Hood seeks to toss ruling blocking open carry law

July 23, 2013 8:50:49 AM



JACKSON -- Attorney General Jim Hood asked the state Supreme Court Monday to declare that Mississippians can carry weapons openly in some public places. 


Hood's appeal argues justices should overturn a ruling by Hinds County Circuit Judge Winston Kidd, who declared the law unconstitutionally vague. 


Earlier this year, legislators passed and Gov. Phil Bryant signed House Bill 2, which says adults don't need a permit to carry a gun that's not concealed. The open-carry law was supposed to go into effect July 1, but Kidd enjoined the law July 12, saying after hearing arguments that it was on hold until the Legislature can clarify it. 


Hood's office wrote that Kidd and those who sued to overturn the law were trying to use the courts to change a policy they disagree with. 


"Plaintiffs are merely disguising their policy disagreement in an ill-fitting constitutional doctrine," the appeal states. "The narrow statutory amendments in House Bill 2 are not vague merely because the Legislature has chosen not to adopt regulations thought by the plaintiffs to be beneficial." 


The appeal says lawmakers weren't required to enact additional restrictions on carrying guns and other weapons, saying property owners, business owners and governments still can make rules.

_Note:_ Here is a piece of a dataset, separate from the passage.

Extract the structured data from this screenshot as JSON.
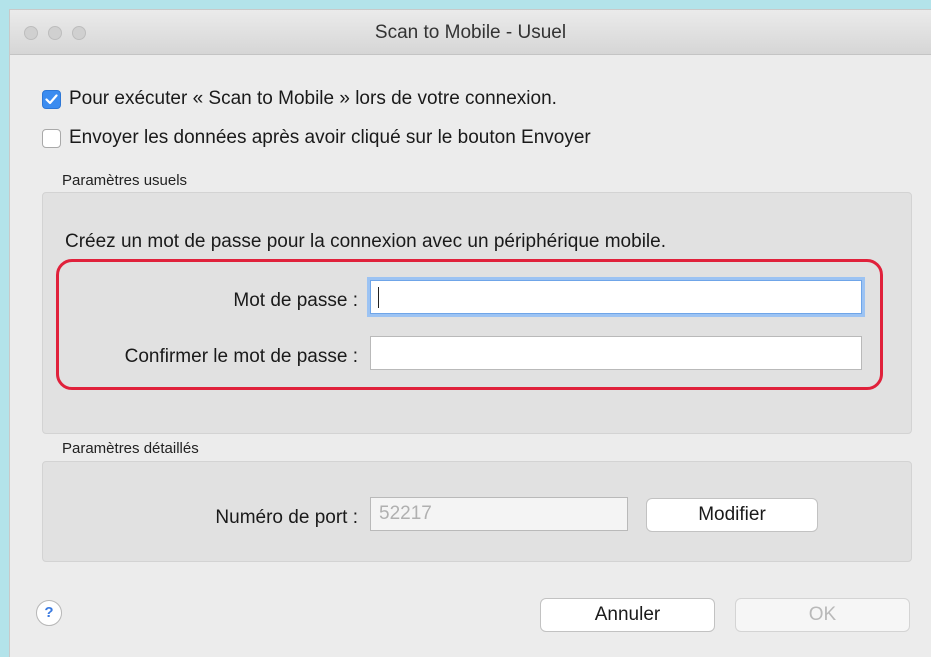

Even if an open-carry law eventually takes effect, a previous law bans guns on school and college campuses. 


Hood's office also wrote that other state laws already bar convicted felons and others from having guns. 


The attorney general told the high court justices that law was not unconstitutionally vague, saying that the plaintiffs had "all but abandoned" their arguments over the vagueness of the term "concealed." 

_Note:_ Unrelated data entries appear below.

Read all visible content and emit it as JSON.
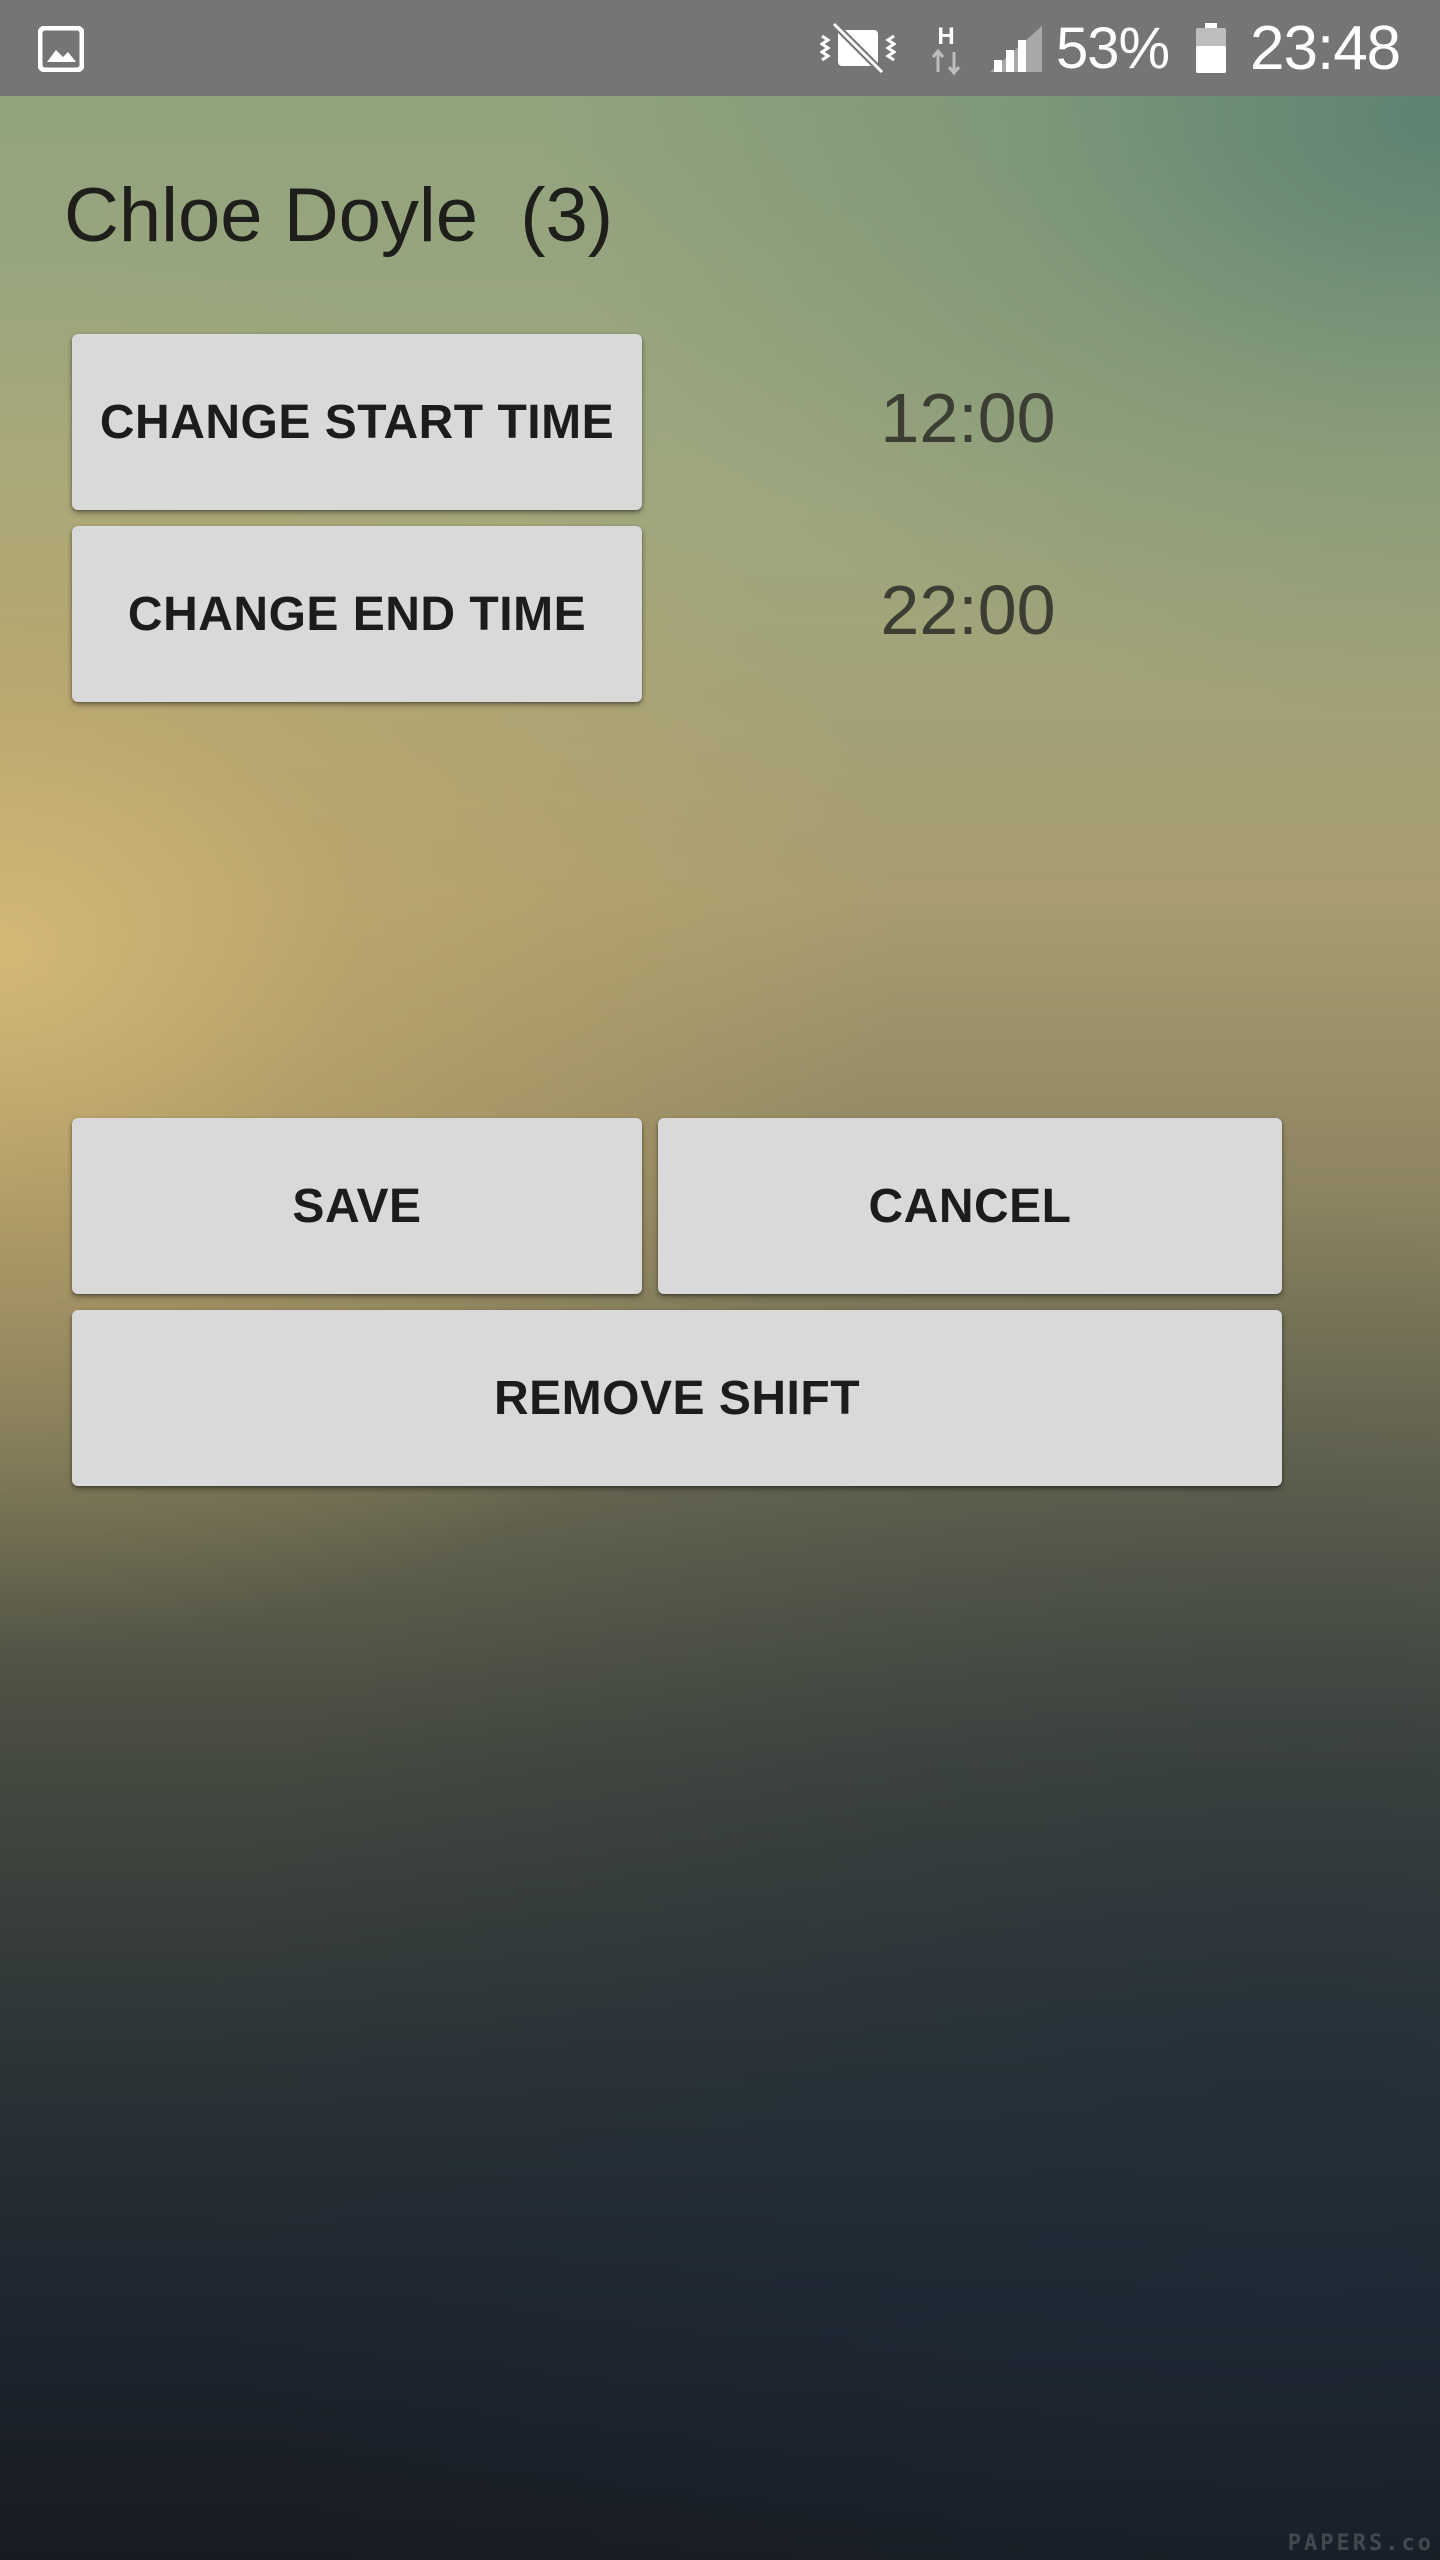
{
  "status_bar": {
    "battery_percent": "53%",
    "time": "23:48",
    "network_type": "H",
    "icons": [
      "gallery-icon",
      "vibrate-mute-icon",
      "network-h-icon",
      "signal-icon",
      "battery-icon"
    ]
  },
  "header": {
    "title": "Chloe Doyle  (3)"
  },
  "shift": {
    "change_start_label": "CHANGE START TIME",
    "start_time": "12:00",
    "change_end_label": "CHANGE END TIME",
    "end_time": "22:00"
  },
  "actions": {
    "save_label": "SAVE",
    "cancel_label": "CANCEL",
    "remove_label": "REMOVE SHIFT"
  },
  "wallpaper": {
    "watermark": "PAPERS.co"
  },
  "colors": {
    "status_bar": "#757575",
    "button_bg": "#d9d9d9",
    "button_text": "#1c1c1c",
    "title_text": "#1e1f1a",
    "time_text": "#3c3e33"
  }
}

"Plaintiffs cannot identify any clear language of the constitution which is in direct conflict with House Bill 2," the appeal states. 


Kidd had first blocked it temporarily on June 28, and the Supreme Court refused to hear an appeal at that time, noting it usually doesn't hear appeals of temporary restraining orders. Hood argued that Kidd's work is "substantially complete" and that now is the time for the Supreme Court to step in. 


"Each day that House Bill 2 remains enjoined irreparably harms the state of Mississippi by denying the citizens the benefit of policies deemed to be in the best interest of the state by the Legislature," Hood's office wrote. "Each day the law remains enjoined threatens citizens with criminal arrest for actions not deemed to be a crime by the Legislature." 


Though state laws are typically challenged in Hinds County because it hosts state government, some law enforcement officers in the state's other 81 counties have said they are ignoring Kidd's ruling. Hood has said it's up to officers in other counties to decide how to react. 


The chief sponsor of the bill, Republican Rep. Andy Gipson of Braxton, said its main purpose was to clarify the definition of a concealed weapon. He said it was filed in response to a 2012 opinion issued by the attorney general's office, which said that a concealed weapon must be completely covered. The bill says the definition of concealed weapon does not include a pistol carried in a holster if it is wholly or partially visible.